訓練數據來自 OPUS，採用 OPUS - MT - train 的訓練流程。

📦 安裝指南

文檔未提及安裝步驟，暫不提供。

💻 使用示例

基礎用法

from transformers import MarianMTModel, MarianTokenizer

src_text = [
    "A wasp stung him and he had an allergic reaction.",
    "I love nature."
]

model_name = "pytorch-models/opus-mt-tc-big-en-es"
tokenizer = MarianTokenizer.from_pretrained(model_name)
model = MarianMTModel.from_pretrained(model_name)
translated = model.generate(**tokenizer(src_text, return_tensors="pt", padding=True))

for t in translated:
    print( tokenizer.decode(t, skip_special_tokens=True) )

# expected output:
#     Una avispa lo picó y tuvo una reacción alérgica.
#     Me encanta la naturaleza.

高級用法

from transformers import pipeline
pipe = pipeline("translation", model="Helsinki-NLP/opus-mt-tc-big-en-es")
print(pipe("A wasp stung him and he had an allergic reaction."))
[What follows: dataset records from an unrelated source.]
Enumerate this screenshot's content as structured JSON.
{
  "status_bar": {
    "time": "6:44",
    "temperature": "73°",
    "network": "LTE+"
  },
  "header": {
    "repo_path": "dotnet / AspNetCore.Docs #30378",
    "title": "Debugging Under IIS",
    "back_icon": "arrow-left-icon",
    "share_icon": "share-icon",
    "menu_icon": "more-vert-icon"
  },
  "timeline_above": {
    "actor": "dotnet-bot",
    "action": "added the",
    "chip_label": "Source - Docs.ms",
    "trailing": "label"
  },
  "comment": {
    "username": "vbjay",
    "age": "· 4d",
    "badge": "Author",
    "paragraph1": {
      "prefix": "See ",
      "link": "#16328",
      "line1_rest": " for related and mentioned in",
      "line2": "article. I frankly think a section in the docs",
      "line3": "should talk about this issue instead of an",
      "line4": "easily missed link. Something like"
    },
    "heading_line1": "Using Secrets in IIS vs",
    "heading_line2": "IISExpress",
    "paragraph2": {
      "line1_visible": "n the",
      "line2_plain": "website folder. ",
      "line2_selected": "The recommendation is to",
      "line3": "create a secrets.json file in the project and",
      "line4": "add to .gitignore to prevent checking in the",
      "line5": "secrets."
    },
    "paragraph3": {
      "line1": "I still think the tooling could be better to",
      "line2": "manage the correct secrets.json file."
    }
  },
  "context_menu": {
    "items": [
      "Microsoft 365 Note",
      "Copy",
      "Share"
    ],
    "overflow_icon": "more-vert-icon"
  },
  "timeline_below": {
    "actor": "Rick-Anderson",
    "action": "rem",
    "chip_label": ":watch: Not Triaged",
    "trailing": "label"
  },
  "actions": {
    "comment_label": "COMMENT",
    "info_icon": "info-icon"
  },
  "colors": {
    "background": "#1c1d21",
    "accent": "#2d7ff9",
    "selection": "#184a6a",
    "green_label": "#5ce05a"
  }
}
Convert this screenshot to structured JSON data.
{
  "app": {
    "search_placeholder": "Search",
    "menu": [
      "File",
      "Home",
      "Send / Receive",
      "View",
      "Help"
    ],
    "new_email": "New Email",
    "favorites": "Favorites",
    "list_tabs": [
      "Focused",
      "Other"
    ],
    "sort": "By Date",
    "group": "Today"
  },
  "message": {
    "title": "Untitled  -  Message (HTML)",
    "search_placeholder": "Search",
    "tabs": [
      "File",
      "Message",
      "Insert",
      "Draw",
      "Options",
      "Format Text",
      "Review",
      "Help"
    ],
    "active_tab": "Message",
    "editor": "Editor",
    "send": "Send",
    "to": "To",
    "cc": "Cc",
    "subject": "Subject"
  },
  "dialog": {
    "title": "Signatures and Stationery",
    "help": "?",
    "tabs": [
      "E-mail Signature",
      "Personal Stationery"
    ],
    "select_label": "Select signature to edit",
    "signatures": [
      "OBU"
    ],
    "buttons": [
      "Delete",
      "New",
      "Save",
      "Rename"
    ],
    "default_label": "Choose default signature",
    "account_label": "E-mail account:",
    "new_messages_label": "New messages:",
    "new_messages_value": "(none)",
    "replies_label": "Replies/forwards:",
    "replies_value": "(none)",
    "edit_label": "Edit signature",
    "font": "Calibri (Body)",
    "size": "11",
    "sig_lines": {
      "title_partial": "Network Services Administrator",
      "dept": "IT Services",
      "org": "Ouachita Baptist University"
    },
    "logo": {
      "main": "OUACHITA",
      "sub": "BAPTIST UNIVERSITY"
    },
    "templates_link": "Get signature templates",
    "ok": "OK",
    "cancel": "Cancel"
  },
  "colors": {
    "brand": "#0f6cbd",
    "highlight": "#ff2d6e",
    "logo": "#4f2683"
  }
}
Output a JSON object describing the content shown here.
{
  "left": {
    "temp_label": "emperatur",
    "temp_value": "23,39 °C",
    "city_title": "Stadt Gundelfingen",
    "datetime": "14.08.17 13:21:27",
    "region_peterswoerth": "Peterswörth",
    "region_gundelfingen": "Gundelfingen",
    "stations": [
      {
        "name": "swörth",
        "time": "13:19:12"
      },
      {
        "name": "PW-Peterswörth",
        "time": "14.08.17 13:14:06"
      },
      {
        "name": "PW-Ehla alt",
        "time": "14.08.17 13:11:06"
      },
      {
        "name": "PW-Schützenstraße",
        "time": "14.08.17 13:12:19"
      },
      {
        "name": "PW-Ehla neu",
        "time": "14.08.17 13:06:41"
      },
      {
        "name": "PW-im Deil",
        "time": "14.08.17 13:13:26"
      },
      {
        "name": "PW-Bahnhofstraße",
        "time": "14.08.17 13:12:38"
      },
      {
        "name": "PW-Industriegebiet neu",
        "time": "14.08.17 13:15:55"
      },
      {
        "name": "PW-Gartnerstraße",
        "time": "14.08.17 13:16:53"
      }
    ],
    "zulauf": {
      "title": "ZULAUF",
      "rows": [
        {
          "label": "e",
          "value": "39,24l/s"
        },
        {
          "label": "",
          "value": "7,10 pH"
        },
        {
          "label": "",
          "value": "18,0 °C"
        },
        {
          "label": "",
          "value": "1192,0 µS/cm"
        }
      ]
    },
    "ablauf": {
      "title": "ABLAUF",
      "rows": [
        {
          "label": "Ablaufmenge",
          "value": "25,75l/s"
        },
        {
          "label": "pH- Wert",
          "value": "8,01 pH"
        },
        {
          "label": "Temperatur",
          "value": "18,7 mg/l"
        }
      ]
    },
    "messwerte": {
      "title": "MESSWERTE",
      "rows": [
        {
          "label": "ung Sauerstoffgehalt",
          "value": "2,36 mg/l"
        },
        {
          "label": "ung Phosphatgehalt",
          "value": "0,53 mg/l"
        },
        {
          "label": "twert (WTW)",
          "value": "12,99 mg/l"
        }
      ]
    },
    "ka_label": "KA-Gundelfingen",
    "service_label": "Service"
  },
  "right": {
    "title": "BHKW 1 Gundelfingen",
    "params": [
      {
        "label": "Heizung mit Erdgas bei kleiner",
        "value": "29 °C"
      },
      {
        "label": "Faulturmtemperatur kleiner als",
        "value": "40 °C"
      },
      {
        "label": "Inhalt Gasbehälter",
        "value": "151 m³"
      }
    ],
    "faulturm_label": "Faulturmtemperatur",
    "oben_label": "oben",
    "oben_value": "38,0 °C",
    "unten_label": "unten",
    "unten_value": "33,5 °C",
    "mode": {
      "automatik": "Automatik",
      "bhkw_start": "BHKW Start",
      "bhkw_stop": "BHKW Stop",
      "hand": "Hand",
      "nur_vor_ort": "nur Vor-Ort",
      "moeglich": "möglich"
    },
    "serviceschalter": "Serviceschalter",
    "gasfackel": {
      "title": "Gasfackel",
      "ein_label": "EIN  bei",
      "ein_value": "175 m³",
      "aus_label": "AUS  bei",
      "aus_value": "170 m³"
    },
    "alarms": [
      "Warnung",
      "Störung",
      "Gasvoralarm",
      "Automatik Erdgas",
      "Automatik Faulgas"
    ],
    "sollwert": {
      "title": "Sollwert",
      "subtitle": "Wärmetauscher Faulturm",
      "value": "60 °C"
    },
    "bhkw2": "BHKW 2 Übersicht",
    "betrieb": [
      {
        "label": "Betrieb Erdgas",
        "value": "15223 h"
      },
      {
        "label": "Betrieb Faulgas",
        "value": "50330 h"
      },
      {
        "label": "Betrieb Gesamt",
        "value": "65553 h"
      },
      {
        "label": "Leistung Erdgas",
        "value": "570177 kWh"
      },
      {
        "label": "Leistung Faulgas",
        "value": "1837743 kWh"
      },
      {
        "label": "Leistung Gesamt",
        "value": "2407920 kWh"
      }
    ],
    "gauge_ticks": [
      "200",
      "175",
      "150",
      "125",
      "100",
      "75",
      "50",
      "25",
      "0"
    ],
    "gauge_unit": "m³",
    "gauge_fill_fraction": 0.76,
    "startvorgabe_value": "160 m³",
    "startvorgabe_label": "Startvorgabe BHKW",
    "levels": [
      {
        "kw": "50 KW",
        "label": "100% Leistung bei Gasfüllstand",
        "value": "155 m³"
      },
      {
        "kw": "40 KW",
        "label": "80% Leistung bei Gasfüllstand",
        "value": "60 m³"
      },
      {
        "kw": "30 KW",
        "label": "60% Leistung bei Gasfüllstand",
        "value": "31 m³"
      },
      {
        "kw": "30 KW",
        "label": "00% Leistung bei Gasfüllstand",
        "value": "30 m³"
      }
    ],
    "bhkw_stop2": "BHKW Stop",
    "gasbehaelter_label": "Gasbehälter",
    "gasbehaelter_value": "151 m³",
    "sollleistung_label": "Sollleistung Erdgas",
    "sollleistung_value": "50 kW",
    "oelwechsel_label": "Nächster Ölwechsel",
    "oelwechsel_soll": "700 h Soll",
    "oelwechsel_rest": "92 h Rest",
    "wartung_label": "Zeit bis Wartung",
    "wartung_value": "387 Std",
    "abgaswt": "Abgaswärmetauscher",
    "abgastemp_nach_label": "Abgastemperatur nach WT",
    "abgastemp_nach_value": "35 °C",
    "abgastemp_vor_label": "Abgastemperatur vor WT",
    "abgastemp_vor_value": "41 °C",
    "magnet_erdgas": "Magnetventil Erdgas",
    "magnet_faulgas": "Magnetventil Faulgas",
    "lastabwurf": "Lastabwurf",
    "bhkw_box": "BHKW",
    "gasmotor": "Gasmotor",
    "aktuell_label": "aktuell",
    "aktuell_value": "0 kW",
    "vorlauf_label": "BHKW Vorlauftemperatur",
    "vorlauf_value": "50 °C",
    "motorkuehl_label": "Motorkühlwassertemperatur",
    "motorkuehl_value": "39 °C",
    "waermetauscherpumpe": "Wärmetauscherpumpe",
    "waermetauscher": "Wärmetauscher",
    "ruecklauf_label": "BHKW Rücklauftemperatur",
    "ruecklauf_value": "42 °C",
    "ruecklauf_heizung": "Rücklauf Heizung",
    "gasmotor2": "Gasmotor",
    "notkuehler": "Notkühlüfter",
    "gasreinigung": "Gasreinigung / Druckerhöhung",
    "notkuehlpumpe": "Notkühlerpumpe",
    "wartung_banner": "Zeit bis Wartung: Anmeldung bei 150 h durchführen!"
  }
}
# expected output: Una avispa lo picó y tuvo una reacción alérgica.

📚 詳細文檔

模型信息

屬性	詳情
發佈時間	2022 - 03 - 13
源語言	英語（eng）
目標語言	西班牙語（spa）
模型類型	transformer - big
訓練數據	opusTCv20210807 + bt (來源)
分詞方式	SentencePiece (spm32k, spm32k)
原始模型	[opusTCv20210807 + bt_transformer - big_2022 - 03 - 13.zip](https://object.pouta.csc.fi/Tatoeba-MT-models/eng - spa/opusTCv20210807 + bt_transformer - big_2022 - 03 - 13.zip)
更多信息	[OPUS - MT eng - spa README](https://github.com/Helsinki-NLP/Tatoeba-Challenge/tree/master/models/eng - spa/README.md)

基準測試

測試集翻譯結果：[opusTCv20210807 + bt_transformer - big_2022 - 03 - 13.test.txt](https://object.pouta.csc.fi/Tatoeba-MT-models/eng - spa/opusTCv20210807 + bt_transformer - big_2022 - 03 - 13.test.txt)
測試集得分：[opusTCv20210807 + bt_transformer - big_2022 - 03 - 13.eval.txt](https://object.pouta.csc.fi/Tatoeba-MT-models/eng - spa/opusTCv20210807 + bt_transformer - big_2022 - 03 - 13.eval.txt)
基準測試結果：benchmark_results.txt
基準測試輸出：benchmark_translations.zip

語言對	測試集	chr - F	BLEU	句子數量	單詞數量
eng - spa	tatoeba - test - v2021 - 08 - 07	0.73863	57.2	16583	134710
eng - spa	flores101 - devtest	0.56440	28.5	1012	29199
eng - spa	newssyscomb2009	0.58415	31.5	502	12503
eng - spa	news - test2008	0.56707	30.1	2051	52586
eng - spa	newstest2009	0.57836	30.2	2525	68111
eng - spa	newstest2010	0.62357	37.6	2489	65480
eng - spa	newstest2011	0.62415	38.9	3003	79476
eng - spa	newstest2012	0.63031	39.5	3003	79006
eng - spa	newstest2013	0.60354	35.9	3000	70528
eng - spa	tico19 - test	0.73554	53.0	2100	66563

🔧 技術細節

文檔未提及具體技術實現細節，暫不提供。

📄 許可證

本模型使用的許可證為 cc - by - 4.0。

致謝

本工作得到了以下項目的支持：

[歐洲語言網格](https://www.european - language - grid.eu/) 的 [試點項目 2866](https://live.european - language - grid.eu/catalogue/#/resource/projects/2866)。
[FoTran 項目](https://www.helsinki.fi/en/researchgroups/natural - language - understanding - with - cross - lingual - grounding)，由歐盟的“地平線 2020”研究與創新計劃（資助協議編號 771113）資助。
MeMAD 項目，由歐盟的“地平線 2020”研究與創新計劃（資助協議編號 780069）資助。

同時，我們感謝芬蘭科學信息技術中心（CSC）提供的慷慨計算資源和 IT 基礎設施。